A 3ª Câmara Cível do Tribunal de Justiça do RN, à unanimidade de votos, negou recurso interposto pelo Município de Natal e manteve sentença proferida pela 2ª Vara da Infância e da Juventude de Natal, a qual havia determinado que a prefeitura concedesse a uma adolescente o benefício do aluguel social.
Órfã, a adolescente é carente de recursos financeiros e mora em um lar de acolhimento em Natal. Ela identifica-se como mulher transexual e adota nome social, apesar ainda não ter alcançado, judicialmente, a desejada retificação de seus documentos, ganhou, na Justiça estadual, o direito de receber o benefício do aluguel social, no valor de um salário-mínimo, pelo período de seis meses.
O caso
A autora foi assistida juridicamente pela Defensoria Pública e relatou nos autos que é filha de pais falecidos, o que motivou seu acolhimento institucional, desde dezembro de 2015. Porém, a adolescente está prestes a atingir a maioridade civil, circunstância que implica em seu desligamento compulsório do acolhimento institucional.
Diante disso, a Defensoria Pública defendeu que é imperioso que a jovem não seja abandonada à própria sorte, sem qualquer amparo institucional, especialmente após todos os anos de assistência e apoio que obteve no acolhimento, associada a omissão do ente público, até o momento, sem qualquer iniciativa voltada para as repúblicas.

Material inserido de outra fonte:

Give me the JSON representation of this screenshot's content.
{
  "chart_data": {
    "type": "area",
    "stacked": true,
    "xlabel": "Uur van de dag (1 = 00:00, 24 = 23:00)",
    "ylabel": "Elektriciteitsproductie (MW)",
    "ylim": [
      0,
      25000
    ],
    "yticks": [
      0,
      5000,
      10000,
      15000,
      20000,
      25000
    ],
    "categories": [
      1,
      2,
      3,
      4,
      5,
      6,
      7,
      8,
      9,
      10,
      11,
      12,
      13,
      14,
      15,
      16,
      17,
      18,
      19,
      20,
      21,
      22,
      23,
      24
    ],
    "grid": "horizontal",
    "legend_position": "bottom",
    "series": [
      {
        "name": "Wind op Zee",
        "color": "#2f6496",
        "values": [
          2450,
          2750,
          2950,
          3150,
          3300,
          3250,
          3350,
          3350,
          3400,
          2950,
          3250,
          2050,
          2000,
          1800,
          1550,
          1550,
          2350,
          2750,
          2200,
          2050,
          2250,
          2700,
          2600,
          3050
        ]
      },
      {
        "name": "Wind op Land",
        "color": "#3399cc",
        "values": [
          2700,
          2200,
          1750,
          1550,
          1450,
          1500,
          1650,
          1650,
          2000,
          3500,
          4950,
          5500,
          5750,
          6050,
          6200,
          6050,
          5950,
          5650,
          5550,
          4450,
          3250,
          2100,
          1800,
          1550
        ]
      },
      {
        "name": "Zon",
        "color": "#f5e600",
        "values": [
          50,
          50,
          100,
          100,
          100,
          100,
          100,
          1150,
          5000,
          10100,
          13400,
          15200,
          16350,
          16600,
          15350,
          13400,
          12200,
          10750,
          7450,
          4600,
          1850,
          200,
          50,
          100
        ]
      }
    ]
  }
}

Defendeu que a ausência de políticas públicas destinadas à assistência de jovens recém-egressos do sistema de acolhimento institucional é um problema que já se prolonga por algum tempo, trazendo apreensão à adolescente, aos seus tutores e a toda a sociedade, razão pela qual ela pleiteou em juízo tal assistência, na forma do valor de um salário-mínimo mensal à título de aluguel social, não lhe restando qualquer outra opção digna de sobrevivência, pelo menos, até que possa firmar-se profissionalmente.
Recurso
A jovem obteve a sentença favorável na primeira instância, o que fez com que o Município de Natal recorresse ao TJRN. No recurso, afirmou que a autora postulou em primeiro grau o recebimento do benefício de “aluguel social” (auxílio-moradia), no valor de um salário-mínimo mensal e que a pretensão não encontra amparo legal, posto que a legislação municipal não prevê este benefício.
Defendeu que o programa previsto na Lei Municipal nº 6.473/2014 (com as alterações da Lei n. 6.545/2015) contempla apenas pessoas vítimas de situações emergenciais e de calamidade pública no âmbito do Município e como a adolescente não se enquadra em qualquer das hipóteses normativas previstas de forma taxativa na Lei Municipal n. 6.473/2014, não faz jus ao benefício.
Voto
Com base na Constituição Federal, no Estatuto da Juventude (Lei nº 12.852/13) e na Lei Municipal 6473/2014, o relator do recurso, o juiz convocado Eduardo Pinheiro decidiu que assiste razão as alegações da Defensoria Pública na defesa do direito da adolescente ao benefício postulado e conquistado em juízo de primeiro grau.
No caso, o magistrado entendeu que, apesar da alegação do ente público municipal de que não houve o preenchimento dos requisitos formais da Lei nº 6.473/2014, a sua finalidade maior foi preenchida, que é o resguardo da dignidade da pessoa humana.
“Desta forma, verifica-se correta a aplicação do benefício denominado ‘aluguel social’, de caráter excepcional, embora não esteja diretamente previsto para a hipótese dos autos, mas que pode ser estendida diante do grave quadro apresentado e da necessidade de garantia do princípio constitucional da dignidade da pessoa humana”, concluiu.